1. Improved Model Performance: By selecting relevant attributes and reducing the dimensionality of the data, we can focus on the most important features that contribute to the target variable. This can lead to improved model performance, as the model can better capture the underlying patterns and relationships in the data. 
 
2. Reduced Overfitting: Dimensionality reduction techniques help in reducing the complexity of the model by eliminating irrelevant or redundant features. This can prevent overfitting, where the model becomes too specific to the training data and fails to generalize well to unseen data. 
 
3. Faster Training and Inference: With fewer attributes and reduced dimensions, the model requires less computational resources and time for training and making predictions. This can be especially beneficial when dealing with large datasets or real-time applications. 
 
However, there can be potential negative effects of attribute selection and dimensionality reduction: 
 
1. Loss of Information: Removing certain attributes or reducing dimensions can result in the loss of some information from the original dataset.

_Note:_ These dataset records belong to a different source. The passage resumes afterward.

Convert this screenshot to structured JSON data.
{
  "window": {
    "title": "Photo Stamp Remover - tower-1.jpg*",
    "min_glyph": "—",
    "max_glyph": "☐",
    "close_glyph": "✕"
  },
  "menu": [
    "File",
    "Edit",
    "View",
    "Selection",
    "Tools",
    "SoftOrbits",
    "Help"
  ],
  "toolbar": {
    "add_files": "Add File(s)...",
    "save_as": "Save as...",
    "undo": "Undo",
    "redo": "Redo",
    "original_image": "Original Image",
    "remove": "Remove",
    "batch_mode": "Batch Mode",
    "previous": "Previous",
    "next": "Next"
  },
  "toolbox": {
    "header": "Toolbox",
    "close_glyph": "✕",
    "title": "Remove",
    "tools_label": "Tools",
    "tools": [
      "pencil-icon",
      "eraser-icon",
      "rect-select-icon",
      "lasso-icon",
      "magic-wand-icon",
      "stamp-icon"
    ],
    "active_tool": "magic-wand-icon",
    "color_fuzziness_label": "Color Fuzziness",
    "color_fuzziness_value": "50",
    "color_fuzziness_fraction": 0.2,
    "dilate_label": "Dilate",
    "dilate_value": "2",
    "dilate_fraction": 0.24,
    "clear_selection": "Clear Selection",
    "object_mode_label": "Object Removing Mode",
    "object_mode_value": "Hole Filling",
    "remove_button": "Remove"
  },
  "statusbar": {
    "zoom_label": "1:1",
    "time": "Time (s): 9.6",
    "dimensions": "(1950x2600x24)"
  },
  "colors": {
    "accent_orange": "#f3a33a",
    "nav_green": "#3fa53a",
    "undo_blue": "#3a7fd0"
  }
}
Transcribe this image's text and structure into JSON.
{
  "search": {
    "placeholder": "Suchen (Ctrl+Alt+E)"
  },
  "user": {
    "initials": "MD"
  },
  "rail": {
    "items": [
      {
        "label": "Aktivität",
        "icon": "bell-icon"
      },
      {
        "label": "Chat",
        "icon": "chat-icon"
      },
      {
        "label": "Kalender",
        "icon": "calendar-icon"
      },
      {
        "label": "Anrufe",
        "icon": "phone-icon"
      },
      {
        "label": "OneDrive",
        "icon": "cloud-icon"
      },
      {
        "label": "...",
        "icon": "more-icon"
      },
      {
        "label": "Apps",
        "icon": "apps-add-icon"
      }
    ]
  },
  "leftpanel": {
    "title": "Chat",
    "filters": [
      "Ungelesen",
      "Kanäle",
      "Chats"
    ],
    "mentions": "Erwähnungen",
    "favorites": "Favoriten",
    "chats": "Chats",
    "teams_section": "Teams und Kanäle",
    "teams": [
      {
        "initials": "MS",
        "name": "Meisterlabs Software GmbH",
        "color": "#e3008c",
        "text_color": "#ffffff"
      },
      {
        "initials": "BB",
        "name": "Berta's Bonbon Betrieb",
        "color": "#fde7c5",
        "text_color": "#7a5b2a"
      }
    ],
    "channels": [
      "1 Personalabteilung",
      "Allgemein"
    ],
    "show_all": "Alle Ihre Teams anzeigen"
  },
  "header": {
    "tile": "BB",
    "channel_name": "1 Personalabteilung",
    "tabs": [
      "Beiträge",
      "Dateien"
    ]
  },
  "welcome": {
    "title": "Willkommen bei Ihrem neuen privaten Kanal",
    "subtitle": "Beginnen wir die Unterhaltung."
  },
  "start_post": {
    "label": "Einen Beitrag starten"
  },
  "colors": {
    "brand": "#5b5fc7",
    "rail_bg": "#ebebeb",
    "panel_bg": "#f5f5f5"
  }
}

This can lead to a loss of important patterns or relationships that could be useful for the model. 
 
2. Increased Complexity: Some dimensionality reduction techniques, such as non-linear methods, can introduce additional complexity to the model. This may make it harder to interpret the results and understand the underlying relationships in the data. 

## Comparison between first and second approach 


Base on the results the first approach "Considering the outliers" had a little better performance Although they both had good results!